The smaller backstreets of the “Big Island” are a treasure trove of wonder and delight. You’ll find a welder who rents out his space to artists, while the shop next door is busy selling furniture and discounted cat food. But even with these wonders abundant, there are still times when it leaves you wanting. And when it comes to food, more often than not, the island seems to be more concerned about repeating what their neighbour is doing, rather than doing their own thing. There are, of course, the exceptions, one of which is Atılgan Butik Şarkürteri, a small, delightful deli.
You’ll find Atılgan at the tail end of the island’s fayton (horse carriage) stand. It may be stinky, but the smell is worth it. The shop is easily recognizable by the hanging pastirma just outside.
Orhan Bey is usually the man you’ll meet behind the counter and usually wearing a smile. While he was not born and raised on the island, both he and his brother started have been commuting to the island long enough to make them locals. The two brothers used to work a cheese stand at the islands’ weekly market, but in 2004 Orhan Bey set up a more permanent shop on the island.
They first opened their shop as an extension of their market stand; naturally their focus was on traditional Turkish cheese and olives. So today, some twelve years later, the main focus of their shop is still cheese, with some wonderful additions. The team can set you up with imported staples like Ementals, Goudas, and blue cheeses. However, if you are new to Turkish cheeses we suggest sticking to the regional stuff – some of which they make and of which they take great pride. Our personal favourite is their Cevizli Tulumu (traditional goat’s milk cheese with walnuts), with their Kars Gravyer (a smoother gruyère type cheese) as a very close second.
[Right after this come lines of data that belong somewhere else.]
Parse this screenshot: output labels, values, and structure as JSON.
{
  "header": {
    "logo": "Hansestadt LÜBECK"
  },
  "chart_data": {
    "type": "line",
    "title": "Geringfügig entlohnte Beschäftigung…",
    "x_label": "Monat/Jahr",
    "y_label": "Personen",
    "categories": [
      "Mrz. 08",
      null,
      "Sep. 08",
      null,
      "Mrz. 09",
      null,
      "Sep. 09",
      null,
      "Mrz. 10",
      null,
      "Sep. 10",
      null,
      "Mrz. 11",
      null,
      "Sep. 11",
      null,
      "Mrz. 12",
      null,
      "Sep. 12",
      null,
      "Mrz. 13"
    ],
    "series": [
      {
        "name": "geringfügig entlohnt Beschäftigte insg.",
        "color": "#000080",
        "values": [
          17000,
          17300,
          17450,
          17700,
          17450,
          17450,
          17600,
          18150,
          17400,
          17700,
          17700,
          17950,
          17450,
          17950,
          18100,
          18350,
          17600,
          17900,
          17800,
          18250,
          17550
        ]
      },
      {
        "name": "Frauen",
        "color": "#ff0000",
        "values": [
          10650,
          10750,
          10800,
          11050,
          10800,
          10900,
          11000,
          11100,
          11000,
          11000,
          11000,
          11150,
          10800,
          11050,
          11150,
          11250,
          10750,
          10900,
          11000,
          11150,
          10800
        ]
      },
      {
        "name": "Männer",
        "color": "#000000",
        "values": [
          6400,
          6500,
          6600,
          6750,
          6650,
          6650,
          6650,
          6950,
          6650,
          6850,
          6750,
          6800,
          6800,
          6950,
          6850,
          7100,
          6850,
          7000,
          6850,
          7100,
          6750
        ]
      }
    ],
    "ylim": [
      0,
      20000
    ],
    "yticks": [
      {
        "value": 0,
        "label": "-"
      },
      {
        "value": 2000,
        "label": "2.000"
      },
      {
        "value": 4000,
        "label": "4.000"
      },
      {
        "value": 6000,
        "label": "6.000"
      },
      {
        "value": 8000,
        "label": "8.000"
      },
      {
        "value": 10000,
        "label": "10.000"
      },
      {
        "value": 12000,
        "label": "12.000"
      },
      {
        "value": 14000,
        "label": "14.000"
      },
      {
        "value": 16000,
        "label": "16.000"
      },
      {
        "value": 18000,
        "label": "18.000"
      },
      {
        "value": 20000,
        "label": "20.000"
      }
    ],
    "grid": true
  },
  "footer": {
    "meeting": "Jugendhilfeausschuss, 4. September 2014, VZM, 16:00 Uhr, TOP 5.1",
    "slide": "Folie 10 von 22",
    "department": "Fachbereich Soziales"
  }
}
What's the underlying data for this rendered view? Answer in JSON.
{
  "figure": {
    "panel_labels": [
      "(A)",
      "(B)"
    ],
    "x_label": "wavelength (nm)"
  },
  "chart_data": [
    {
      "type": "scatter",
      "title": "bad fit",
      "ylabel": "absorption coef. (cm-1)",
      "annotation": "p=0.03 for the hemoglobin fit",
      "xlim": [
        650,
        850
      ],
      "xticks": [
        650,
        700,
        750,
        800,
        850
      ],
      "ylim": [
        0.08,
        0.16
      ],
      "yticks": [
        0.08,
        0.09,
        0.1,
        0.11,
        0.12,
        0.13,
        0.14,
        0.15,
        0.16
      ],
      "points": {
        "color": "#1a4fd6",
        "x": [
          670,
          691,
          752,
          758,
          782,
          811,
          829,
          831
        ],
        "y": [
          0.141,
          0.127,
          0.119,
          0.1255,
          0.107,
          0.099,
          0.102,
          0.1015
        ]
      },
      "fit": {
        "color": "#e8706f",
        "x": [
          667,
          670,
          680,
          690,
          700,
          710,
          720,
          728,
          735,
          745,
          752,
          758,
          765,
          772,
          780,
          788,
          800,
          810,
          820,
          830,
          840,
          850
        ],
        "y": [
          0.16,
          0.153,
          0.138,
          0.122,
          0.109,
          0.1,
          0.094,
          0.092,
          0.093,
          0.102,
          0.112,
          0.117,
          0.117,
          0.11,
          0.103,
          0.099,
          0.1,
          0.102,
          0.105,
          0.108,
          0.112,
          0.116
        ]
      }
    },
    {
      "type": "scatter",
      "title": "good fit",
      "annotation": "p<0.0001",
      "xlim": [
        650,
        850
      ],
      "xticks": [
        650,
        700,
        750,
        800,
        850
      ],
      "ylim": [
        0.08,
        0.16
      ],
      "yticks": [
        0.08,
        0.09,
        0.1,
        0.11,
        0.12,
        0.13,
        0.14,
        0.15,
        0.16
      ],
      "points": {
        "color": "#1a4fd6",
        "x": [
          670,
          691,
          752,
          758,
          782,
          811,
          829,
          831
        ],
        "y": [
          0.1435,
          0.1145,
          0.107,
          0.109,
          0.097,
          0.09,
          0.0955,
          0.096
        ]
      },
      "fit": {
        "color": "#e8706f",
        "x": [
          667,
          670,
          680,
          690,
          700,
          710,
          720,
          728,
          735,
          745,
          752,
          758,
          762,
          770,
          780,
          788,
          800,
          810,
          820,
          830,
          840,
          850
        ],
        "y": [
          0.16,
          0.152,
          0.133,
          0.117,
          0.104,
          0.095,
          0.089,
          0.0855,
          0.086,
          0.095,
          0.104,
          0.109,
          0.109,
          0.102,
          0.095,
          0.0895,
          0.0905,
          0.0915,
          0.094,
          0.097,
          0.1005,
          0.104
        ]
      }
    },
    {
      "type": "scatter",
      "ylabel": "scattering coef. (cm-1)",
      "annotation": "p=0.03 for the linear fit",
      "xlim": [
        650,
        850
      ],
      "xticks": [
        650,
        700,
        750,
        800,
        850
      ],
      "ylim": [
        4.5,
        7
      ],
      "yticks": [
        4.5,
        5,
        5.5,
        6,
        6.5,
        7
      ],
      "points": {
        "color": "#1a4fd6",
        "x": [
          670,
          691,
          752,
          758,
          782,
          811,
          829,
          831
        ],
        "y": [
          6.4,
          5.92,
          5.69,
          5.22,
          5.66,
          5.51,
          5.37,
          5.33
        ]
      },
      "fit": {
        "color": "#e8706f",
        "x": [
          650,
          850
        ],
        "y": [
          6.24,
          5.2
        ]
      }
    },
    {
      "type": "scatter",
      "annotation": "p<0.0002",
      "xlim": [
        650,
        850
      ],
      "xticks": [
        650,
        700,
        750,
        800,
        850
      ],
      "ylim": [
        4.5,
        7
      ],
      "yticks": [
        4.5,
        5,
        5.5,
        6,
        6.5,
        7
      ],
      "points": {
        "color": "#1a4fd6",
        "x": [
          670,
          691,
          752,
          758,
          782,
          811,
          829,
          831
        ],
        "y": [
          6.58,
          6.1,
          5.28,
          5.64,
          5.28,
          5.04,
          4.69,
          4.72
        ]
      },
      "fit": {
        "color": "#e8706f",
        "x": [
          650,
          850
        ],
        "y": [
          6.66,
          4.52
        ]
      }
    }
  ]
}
As with any proper deli shop they have an array of prepared meats from smoked turkey to spiced roast beef as well as traditional Turkish dried meats and sausages like pastırma (pressed, cured beef covered with a traditional paste) and sucuk (spiced sausage). The shop is also stocked with prepared fish specialties like sardines and dried horse mackerel served with olive oil. Admittedly, the fishy goods are not as appetizing as the rest. If you are sorely craving sardines, then knock your socks off. Otherwise, I would pass.
As of a couple of months ago, the Orhan Bey added his wife’s meze to his shop. They are simple, classic, and delicious. Several people in line were after the last patlıcan salatası (roasted eggplant salad). They run out fast, though. So, best get there early or call in advance to set some aside.
As the largest of the Prince’s Islands, Büyükada naturally hosts other delis, but none so charming (and helpful). There are grocery stores like Carrefoure and Namlı who have a counter, but without the variety or the imports. And, while there is a more central deli (Yalovalı Kardeşler) with as many imported cheeses and meats, the prices are much higher than Atılgan.
The next time you find yourself on the island – perhaps picnicking – pick up some great cheeses at Atılgan Şarkürteri. But if you are too hungry to wait for that picnic, you can always ask Orhan Bey to make you a great and very fresh sandwich.